The medal was initially set up to be awarded to six nurses annually, although the first 42 awards were only made in 1920 due to the disruption of the First World War. Among the first recipients were six American nurses: Florence Merriam Johnson, Helen Scott Hay, Linda K. Meirs, Martha M. Russell, Mary E. Gladwin, and Alma E. Foerster, and three German nurses including Elsbeth von Keudell. Ida F. Butler was the fifteenth American recipient of the award in 1937.
The medal was restricted to female nurses until regulation changes in 1991. Under the new regulations, it is open to both women and men and is awarded every two years to a maximum number of fifty recipients worldwide.
The vesica piscis-shaped medal is composed of gold and silver-gilt and bears a portrait of Florence Nightingale surrounded by the words "Ad memoriam Florence Nightingale 1820–1910". On the reverse, the name of the recipient and the date of the award is engraved, surrounded by the inscription "Pro vera misericordia et cara humanitate perennis décor universalis" ("true and loving humanitarianism – a lasting general propriety"). The medal is attached to a white and red ribbon by a clasp featuring a red enamel cross encircled by a green laurel crown. Recipients are also presented with a parchment diploma of the award and, from 1927, a miniature version of the medal that could be more easily worn. The medal and a diploma are usually presented by the head of state at a ceremony in their own country, which is required to have "a formal character, in keeping with the founders' wishes".
Sets of medals
In 2007, the 41st set of medals were awarded to 35 recipients from 18 countries.
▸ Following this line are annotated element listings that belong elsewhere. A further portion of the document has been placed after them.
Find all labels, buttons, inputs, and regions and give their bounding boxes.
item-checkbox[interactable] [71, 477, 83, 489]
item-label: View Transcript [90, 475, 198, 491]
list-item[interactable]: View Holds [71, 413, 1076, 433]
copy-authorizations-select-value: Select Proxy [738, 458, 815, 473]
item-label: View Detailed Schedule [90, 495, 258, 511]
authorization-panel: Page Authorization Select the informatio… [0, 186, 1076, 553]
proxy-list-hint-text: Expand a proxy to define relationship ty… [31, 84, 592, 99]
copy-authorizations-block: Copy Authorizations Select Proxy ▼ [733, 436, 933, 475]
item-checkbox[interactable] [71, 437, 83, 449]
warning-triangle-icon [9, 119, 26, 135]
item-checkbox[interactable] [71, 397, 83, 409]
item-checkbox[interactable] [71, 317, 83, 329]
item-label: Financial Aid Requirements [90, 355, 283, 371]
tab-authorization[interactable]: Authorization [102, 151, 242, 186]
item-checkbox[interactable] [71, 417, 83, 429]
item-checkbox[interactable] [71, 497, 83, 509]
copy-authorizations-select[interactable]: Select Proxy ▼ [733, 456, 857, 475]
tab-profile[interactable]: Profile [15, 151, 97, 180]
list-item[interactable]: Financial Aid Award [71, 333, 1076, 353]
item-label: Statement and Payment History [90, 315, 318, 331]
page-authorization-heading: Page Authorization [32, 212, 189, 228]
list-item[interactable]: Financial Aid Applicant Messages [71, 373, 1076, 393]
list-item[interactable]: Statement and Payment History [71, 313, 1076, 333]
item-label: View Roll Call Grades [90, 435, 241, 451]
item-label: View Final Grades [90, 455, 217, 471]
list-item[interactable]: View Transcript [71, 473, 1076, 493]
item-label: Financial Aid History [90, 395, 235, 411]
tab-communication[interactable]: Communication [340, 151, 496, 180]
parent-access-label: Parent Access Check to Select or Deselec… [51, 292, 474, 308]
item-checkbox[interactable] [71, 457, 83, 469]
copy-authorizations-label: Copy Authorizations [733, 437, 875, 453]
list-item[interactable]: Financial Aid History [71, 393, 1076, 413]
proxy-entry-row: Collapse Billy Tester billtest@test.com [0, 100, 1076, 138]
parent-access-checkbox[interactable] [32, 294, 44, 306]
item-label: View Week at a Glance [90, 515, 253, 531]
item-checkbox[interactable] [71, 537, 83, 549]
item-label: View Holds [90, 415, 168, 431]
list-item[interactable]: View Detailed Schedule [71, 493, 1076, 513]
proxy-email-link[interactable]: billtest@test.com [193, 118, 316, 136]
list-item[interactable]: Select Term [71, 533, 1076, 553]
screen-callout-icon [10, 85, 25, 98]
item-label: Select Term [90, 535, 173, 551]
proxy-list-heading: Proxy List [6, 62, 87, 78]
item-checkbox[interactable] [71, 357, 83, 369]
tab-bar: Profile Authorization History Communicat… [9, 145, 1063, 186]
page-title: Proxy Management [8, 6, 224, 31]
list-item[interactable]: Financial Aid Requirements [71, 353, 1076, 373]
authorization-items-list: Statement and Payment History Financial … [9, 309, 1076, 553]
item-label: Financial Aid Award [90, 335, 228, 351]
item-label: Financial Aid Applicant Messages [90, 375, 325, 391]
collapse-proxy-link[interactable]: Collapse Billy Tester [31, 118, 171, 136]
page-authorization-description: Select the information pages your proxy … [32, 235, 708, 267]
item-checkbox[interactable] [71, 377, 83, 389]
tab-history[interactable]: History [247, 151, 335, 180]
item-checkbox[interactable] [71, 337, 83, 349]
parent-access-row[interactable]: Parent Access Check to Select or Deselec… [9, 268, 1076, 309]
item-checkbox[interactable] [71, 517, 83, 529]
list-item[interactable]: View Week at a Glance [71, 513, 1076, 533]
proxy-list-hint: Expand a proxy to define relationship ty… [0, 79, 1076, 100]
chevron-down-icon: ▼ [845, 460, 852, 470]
In 2011, the 43rd set of medals were awarded to 39 recipients from 19 countries, including for the first time to two Kenyan nurses, as well as to the first recipient from the Central African Republic - Sylvie Ngouadakpa.
In 2015, the 45th set of medals were awarded to 36 recipients from 18 countries, including one posthumously to a Sierra Leonian nurse, Mr Morison Musa, who had worked in an Ebola treatment centre.
In 2017, the 46th set of medals were awarded to 39 recipients from 22 countries, including one to Rear Admiral Sylvia Trent-Adams, the Acting Surgeon General of the United States. Roselyn Nugba-Ballah was the first ever Liberian recipient of the medal, due to her work in the Ebola epidemic.
In 2021, the 49th set of medals were awarded to 25 nurses from 18 countries, including two posthumously to: Bernadette Gleeson, an Australian nurse, and Arasta Bakhishova, an Azerbaijani nurse.